= Adelaide Dental School =

Australian dental school

The Adelaide Dental School is a component of the Faculty of Health and Medical Sciences at the University of Adelaide.

The Adelaide Dental School engages in both teaching and research. Its programs include the Bachelor of Dental Surgery and the Bachelor of Oral Health, together with a range of postgraduate degrees. The school also offers to the dental profession a program of continuing education.

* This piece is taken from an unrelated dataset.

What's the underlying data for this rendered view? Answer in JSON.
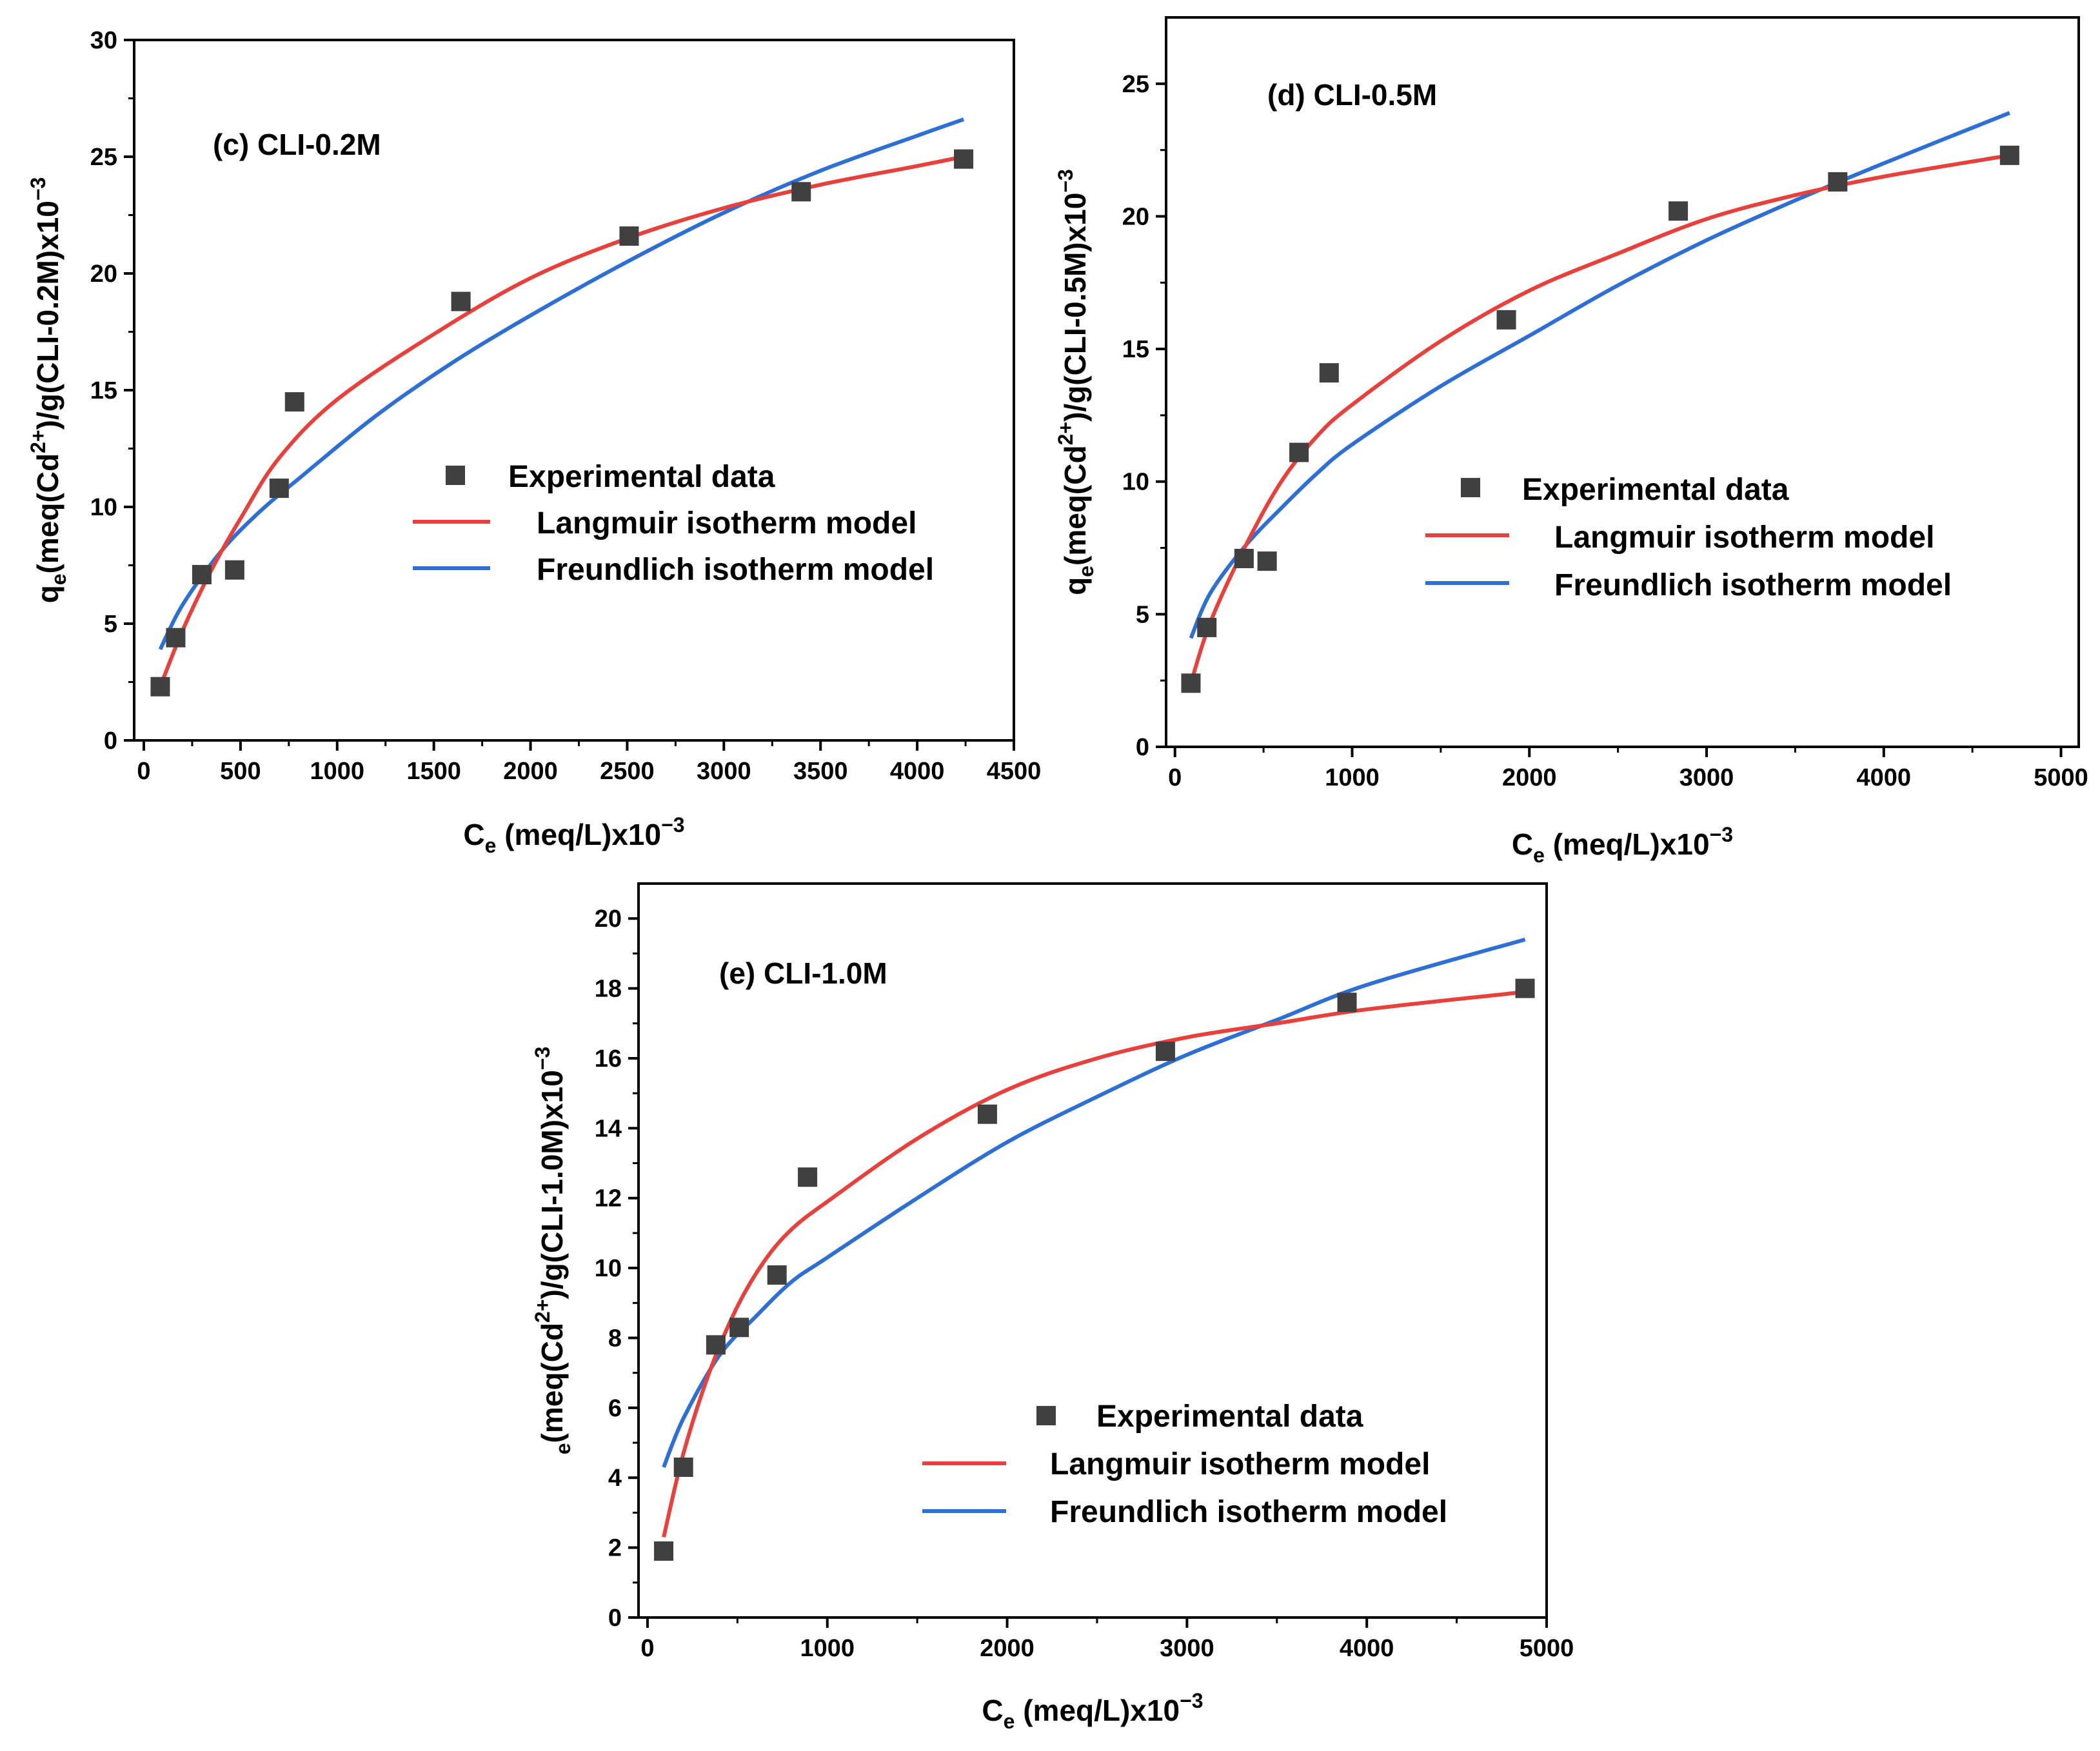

It is the third-oldest university in Australia.

In 2014, it was announced that the Dental School would be moving to a new campus in the North Terrace campus.

==Research==
The Adelaide Dental School is home to the Australian Research Centre for Population Oral Health.

==Graduate programs==
The Adelaide Dental School offers formal graduate programs leading to a Doctor of Clinical Dentistry degree (DClinDent) in the following areas:
- Oral and Maxillofacial Pathology
- Oral and Maxillofacial Surgery (Offered conjointly with a medical degree from the Faculty of Medicine)
- Orthodontics
- Periodontics
- Prosthodontics
- Endodontics
- Special Needs Dentistry

The Faculty also offers graduate programs in Forensic Odontology and Restorative dentistry.

==Accreditation==
- The University of Adelaide's dental school is accredited by the Australian Dental Council and the Royal Australasian College of Dental Surgeons.